“You took that as a good sign, meeting at church?”

“I think it was the only reason Walter went to Mass, to meet a girl with golden hair. He stopped going once he had me, and I stopped since we were living in sin, not married in the Church.”

“You believe that, you were living in sin?”

“Not really. It was more like living a life of penance. I’ll tell you though, I did like his looks, the way he dressed, his little glasses pinched on his nose, he was so different. I’d never met anyone in my life like Walter Schoen. I think I might’ve felt sorry for him too, he seemed so lonely. He was serious about everything and when we argued-we argued all the time-I’d keep at him, whatever we were talking about, and it drove him nuts.”

“Determined to change him,” Kevin said.

Honey sat up to look past Kevin. She said, “There’s his market,” and sat back again. “With a sign in the window, but I couldn’t read it.”

“Announcing no meat today,” Kevin said. “I passed it on the way to your place. So, you thought you could change him?”

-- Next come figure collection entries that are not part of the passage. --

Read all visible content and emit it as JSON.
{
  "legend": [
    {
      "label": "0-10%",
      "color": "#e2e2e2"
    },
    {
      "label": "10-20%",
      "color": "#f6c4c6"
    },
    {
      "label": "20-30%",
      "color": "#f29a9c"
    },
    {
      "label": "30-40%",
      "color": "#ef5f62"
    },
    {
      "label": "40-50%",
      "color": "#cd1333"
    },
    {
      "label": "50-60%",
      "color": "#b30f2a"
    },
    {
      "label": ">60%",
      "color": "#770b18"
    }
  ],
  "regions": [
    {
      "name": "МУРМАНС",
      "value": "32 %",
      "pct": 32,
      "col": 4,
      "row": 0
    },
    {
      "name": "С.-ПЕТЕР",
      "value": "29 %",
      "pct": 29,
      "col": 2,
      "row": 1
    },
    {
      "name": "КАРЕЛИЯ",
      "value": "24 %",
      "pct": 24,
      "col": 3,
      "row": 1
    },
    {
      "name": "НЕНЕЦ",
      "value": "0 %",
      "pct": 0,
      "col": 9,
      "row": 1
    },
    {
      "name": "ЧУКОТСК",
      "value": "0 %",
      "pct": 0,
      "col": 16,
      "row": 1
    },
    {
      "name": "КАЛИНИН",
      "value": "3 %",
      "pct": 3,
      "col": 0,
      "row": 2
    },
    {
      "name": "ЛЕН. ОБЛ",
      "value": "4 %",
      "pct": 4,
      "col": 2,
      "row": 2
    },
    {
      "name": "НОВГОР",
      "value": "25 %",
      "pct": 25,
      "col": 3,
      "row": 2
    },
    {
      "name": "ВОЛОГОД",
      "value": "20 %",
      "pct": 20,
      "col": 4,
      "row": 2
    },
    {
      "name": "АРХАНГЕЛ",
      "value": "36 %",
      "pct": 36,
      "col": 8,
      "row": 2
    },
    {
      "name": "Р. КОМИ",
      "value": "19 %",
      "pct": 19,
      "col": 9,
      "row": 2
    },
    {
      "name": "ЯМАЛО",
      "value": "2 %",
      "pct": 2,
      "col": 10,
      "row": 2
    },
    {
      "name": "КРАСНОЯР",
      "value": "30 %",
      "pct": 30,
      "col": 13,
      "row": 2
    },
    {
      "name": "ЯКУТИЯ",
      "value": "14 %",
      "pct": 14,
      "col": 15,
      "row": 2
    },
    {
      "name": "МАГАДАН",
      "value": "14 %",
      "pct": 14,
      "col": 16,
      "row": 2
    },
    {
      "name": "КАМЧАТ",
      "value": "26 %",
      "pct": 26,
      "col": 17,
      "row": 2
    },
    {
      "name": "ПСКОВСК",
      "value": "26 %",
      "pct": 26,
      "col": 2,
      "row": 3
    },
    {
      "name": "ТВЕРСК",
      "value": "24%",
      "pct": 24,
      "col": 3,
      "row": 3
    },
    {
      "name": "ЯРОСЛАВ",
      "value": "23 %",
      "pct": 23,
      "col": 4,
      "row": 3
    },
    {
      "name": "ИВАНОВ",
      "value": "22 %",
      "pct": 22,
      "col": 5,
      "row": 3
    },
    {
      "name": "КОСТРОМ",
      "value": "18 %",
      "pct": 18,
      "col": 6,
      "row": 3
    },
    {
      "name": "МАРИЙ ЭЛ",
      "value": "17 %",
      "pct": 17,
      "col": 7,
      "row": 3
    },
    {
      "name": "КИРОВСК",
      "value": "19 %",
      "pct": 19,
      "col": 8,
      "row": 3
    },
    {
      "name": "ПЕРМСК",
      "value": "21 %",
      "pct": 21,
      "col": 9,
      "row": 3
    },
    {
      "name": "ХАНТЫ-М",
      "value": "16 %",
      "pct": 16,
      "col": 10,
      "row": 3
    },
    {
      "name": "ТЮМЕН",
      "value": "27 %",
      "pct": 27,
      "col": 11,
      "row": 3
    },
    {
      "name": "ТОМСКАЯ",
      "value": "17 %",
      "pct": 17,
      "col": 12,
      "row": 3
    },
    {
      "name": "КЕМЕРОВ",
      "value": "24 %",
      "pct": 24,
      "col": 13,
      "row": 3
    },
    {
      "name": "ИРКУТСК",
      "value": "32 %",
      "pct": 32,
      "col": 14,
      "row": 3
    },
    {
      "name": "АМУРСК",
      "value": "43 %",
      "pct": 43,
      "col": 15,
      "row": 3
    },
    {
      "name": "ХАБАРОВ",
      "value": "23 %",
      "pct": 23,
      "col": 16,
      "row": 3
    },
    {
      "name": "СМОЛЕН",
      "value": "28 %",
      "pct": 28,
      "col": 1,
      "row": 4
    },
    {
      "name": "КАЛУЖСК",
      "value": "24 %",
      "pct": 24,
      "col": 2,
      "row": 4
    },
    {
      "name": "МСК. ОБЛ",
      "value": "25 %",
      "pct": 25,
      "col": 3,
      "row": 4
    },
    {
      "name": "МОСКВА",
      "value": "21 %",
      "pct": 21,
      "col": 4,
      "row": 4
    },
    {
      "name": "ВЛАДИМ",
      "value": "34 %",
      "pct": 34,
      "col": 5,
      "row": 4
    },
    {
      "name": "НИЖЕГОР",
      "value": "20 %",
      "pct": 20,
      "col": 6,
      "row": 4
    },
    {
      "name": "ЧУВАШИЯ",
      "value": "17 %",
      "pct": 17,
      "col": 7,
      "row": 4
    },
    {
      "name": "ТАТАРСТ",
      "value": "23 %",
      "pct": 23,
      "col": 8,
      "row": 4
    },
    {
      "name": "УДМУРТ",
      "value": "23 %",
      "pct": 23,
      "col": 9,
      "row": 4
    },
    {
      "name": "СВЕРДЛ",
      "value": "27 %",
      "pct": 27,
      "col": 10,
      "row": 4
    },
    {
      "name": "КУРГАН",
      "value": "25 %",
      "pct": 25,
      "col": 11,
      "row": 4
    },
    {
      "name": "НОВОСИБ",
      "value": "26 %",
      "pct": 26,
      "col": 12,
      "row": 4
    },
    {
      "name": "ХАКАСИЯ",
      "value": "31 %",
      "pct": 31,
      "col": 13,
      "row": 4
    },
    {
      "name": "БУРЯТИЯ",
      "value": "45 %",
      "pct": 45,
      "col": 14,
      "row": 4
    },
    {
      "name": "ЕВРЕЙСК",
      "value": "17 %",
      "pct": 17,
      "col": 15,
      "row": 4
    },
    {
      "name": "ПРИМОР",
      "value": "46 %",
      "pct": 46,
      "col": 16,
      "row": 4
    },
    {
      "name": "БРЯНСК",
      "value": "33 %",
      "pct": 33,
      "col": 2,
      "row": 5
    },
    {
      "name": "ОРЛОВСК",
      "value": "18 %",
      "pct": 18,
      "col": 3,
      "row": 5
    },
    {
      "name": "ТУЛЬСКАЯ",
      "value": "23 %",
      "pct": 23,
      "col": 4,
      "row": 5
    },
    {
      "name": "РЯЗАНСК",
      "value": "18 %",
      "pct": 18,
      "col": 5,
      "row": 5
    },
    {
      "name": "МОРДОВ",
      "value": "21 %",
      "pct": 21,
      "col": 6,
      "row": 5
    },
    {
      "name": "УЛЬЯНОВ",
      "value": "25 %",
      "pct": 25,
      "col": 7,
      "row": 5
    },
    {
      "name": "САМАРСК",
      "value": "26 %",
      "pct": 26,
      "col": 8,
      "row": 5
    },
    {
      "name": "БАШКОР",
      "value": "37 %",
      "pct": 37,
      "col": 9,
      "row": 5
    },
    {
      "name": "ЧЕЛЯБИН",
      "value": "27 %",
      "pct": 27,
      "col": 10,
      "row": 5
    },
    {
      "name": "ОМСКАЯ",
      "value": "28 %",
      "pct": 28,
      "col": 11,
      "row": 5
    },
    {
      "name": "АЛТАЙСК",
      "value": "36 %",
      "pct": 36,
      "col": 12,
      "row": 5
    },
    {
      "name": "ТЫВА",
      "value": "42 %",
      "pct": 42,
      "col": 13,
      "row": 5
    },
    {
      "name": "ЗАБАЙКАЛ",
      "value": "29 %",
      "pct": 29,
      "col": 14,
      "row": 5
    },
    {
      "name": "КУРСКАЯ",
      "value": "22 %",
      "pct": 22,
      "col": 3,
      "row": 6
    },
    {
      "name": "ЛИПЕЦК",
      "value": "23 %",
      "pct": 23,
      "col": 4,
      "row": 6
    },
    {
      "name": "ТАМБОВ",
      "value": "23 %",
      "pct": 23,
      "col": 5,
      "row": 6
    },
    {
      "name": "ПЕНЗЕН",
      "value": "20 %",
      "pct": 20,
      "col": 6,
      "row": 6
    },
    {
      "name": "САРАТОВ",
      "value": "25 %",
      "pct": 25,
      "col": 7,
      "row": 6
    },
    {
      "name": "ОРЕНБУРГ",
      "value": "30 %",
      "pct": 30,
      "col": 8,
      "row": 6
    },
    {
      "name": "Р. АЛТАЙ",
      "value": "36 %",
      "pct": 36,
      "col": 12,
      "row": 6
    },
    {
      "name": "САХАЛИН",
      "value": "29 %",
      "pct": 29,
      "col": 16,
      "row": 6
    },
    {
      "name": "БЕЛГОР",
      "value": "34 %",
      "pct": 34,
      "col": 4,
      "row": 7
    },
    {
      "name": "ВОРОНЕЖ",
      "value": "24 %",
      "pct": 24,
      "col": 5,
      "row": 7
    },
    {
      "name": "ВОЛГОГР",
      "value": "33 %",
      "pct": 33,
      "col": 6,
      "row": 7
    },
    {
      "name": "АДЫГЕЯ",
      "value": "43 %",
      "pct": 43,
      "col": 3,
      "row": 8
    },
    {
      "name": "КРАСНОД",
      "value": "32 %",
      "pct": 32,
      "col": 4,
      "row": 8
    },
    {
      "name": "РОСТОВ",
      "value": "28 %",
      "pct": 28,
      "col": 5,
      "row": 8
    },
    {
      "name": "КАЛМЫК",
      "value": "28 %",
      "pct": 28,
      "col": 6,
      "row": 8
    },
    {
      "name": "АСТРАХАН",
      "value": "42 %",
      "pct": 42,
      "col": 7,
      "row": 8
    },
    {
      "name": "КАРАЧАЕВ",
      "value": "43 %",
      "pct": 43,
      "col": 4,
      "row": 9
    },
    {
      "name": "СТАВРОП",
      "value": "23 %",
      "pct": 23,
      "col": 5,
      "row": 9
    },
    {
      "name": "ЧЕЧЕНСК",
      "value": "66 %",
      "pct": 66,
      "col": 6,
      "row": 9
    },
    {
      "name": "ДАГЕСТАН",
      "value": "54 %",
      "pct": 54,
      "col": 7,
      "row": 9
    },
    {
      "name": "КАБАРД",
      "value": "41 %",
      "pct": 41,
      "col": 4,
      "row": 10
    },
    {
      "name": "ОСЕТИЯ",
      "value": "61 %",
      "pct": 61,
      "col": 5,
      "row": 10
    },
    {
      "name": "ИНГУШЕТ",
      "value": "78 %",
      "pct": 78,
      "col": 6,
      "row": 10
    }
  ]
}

“I wanted to get him to quit being so serious and have some fun. Maybe even get him to laugh at Adolf Hitler, the way Charlie Chaplin played him in The Great Dictator. Chaplin has the little smudge of a mustache, the uniform, he’s Adenoid Hynkel, dictator of Tomania. But the movie came out after I left.”

“You think he saw it?”

“I couldn’t get Walter to listen to Jack Benny. He called him a pompous Jew. I said, ‘That’s the part he plays, a cheapskate. You don’t think he’s funny?’ No, or even Fred Allen. We were at some German place having drinks, I said, ‘Walter, have you ever told a joke? Not a political cartoon, a funny story?’ He acted like he didn’t know what I was talking about. I said, ‘I’ll tell you a joke and then you tell it to me. We’ll see how you do.’”

Kevin Dean was looking straight ahead grinning. “You were married then?”